Por exemplo, é impossível ler Shakespeare como se deve sem que todos aqueles personagens apareçam para você como possibilidades suas e como outras tantas superfícies nas quais você vai se espelhar e nas quais verá a complexidade das emoções, dos desejos, dos temores que se agitam dentro de sua própria alma. Foi para isso que Shakespeare escreveu as peças. Se você ler um grande filósofo como Aristóteles, São Tomás de Aquino ou Leibniz, estudando-os você perceberá as possibilidades mais extremas da inteligência humana em confronto com problemas dificílimos; e você vai acabar percebendo o que a sua inteligência pode e não pode.

Durante o aprendizado de integração social acontece uma coisa muito curiosa: você se interessa, sobretudo, em você mesmo, mas tudo o que você sabe sobre você mesmo por esse meio não se refere a você realmente, mas apenas ao que os outros pensam de você. Então você está orbitando no mundo da autoimagem e não da sua realidade. Quer dizer, a sua identidade efetiva você só vai conhecendo ao testar suas últimas possibilidades de conhecimento, ou quando, por exemplo, lendo as Confissões de Santo Agostinho você vê que ele admite que desde pequeno, ainda no bercinho, tinha maus pensamentos contra a própria mãe, o que leva você a pensar: “será que eu também sou um filho-da-puta assim?” E você verá que é. “E se eu tentar melhorar, realmente? Agora eu quero ter outros pensamentos. Eu quero ter pensamentos de bondade, de generosidade etc.” E você tenta e vê que a coisa maligna volta, e volta, e volta, e volta e que frequentemente você tem de fazer um arranjo entre as duas coisas, porque não consegue melhorar efetivamente – às vezes consegue, mas só um pouquinho. Então aí você está testando as suas possibilidades na esfera moral e começa a ter alguma ideia efetiva do que você pode e do que não pode; e isso naturalmente modificará o julgamento que você faz sobre a conduta alheia.

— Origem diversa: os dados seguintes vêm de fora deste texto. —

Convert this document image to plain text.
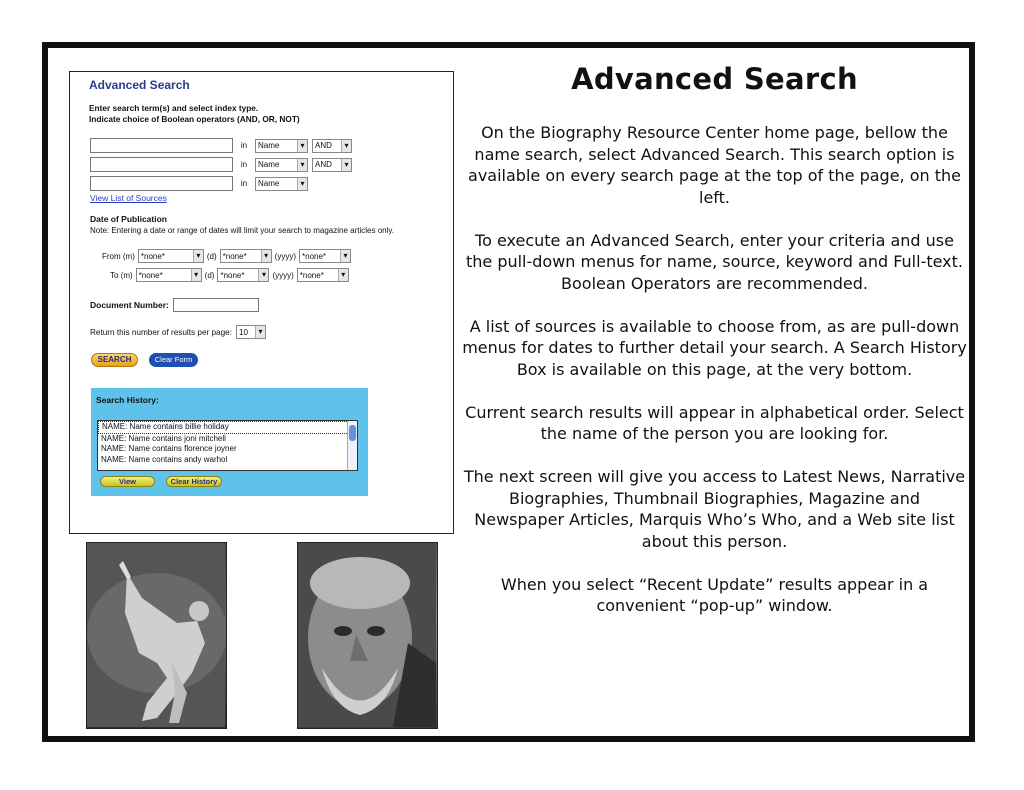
Advanced Search
Enter search term(s) and select index type.
Indicate choice of Boolean operators (AND, OR, NOT)
in	Name ▾	AND ▾
in	Name ▾	AND ▾
in	Name ▾
View List of Sources
Date of Publication
Note: Entering a date or range of dates will limit your search to magazine articles only.
From (m) *none* ▾	(d) *none* ▾	(yyyy) *none* ▾
To (m) *none* ▾	(d) *none* ▾	(yyyy) *none* ▾
Document Number:
Return this number of results per page: 10 ▾
SEARCH	Clear Form
Search History:
NAME: Name contains billie holiday
NAME: Name contains joni mitchell
NAME: Name contains florence joyner
NAME: Name contains andy warhol
View	Clear History
Advanced Search

On the Biography Resource Center home page, bellow the name search, select Advanced Search. This search option is available on every search page at the top of the page, on the left.

To execute an Advanced Search, enter your criteria and use the pull-down menus for name, source, keyword and Full-text. Boolean Operators are recommended.

A list of sources is available to choose from, as are pull-down menus for dates to further detail your search. A Search History Box is available on this page, at the very bottom.

Current search results will appear in alphabetical order. Select the name of the person you are looking for.

The next screen will give you access to Latest News, Narrative Biographies, Thumbnail Biographies, Magazine and Newspaper Articles, Marquis Who’s Who, and a Web site list about this person.

When you select “Recent Update” results appear in a convenient “pop-up” window.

Por exemplo, já vai fazer mais de 20 anos que eu adotei como norma para eu nunca esperar que alguém faça algo que eu mesmo não sei fazer. Então, se o sujeito tem uma má conduta, eu penso assim: “bom, e se eu tivesse, como é que eu faria para modificar isto?” Penso, penso e chego à conclusão de que não sei. E se não sei, como é que eu posso exigir que ele saiba? Então, deixa ele do jeito que ele está. Aí você começou a fazer um julgamento moral responsável, porque você considerou o outro como aquilo que ele realmente é, ou seja, como um semelhante. Ele é um ser humano e tem a mesma estrutura sua, ele tem mais ou menos o mesmo corpo de possibilidades que você. Ele não é Deus, não pode fazer mágica. Mas tem também de considerar as coisas que ele pode. E como é que eu sei que ele pode? Porque eu também posso.

A partir daí sua vida moral começa a ter uma consistência. O conselho de São Tomás de Aquino: “tem sempre diante de ti o olhar dos mestres”. Ou seja, o que São Tomás de Aquino, Aristóteles ou Shakespeare pensaria do que eu estou fazendo agora?”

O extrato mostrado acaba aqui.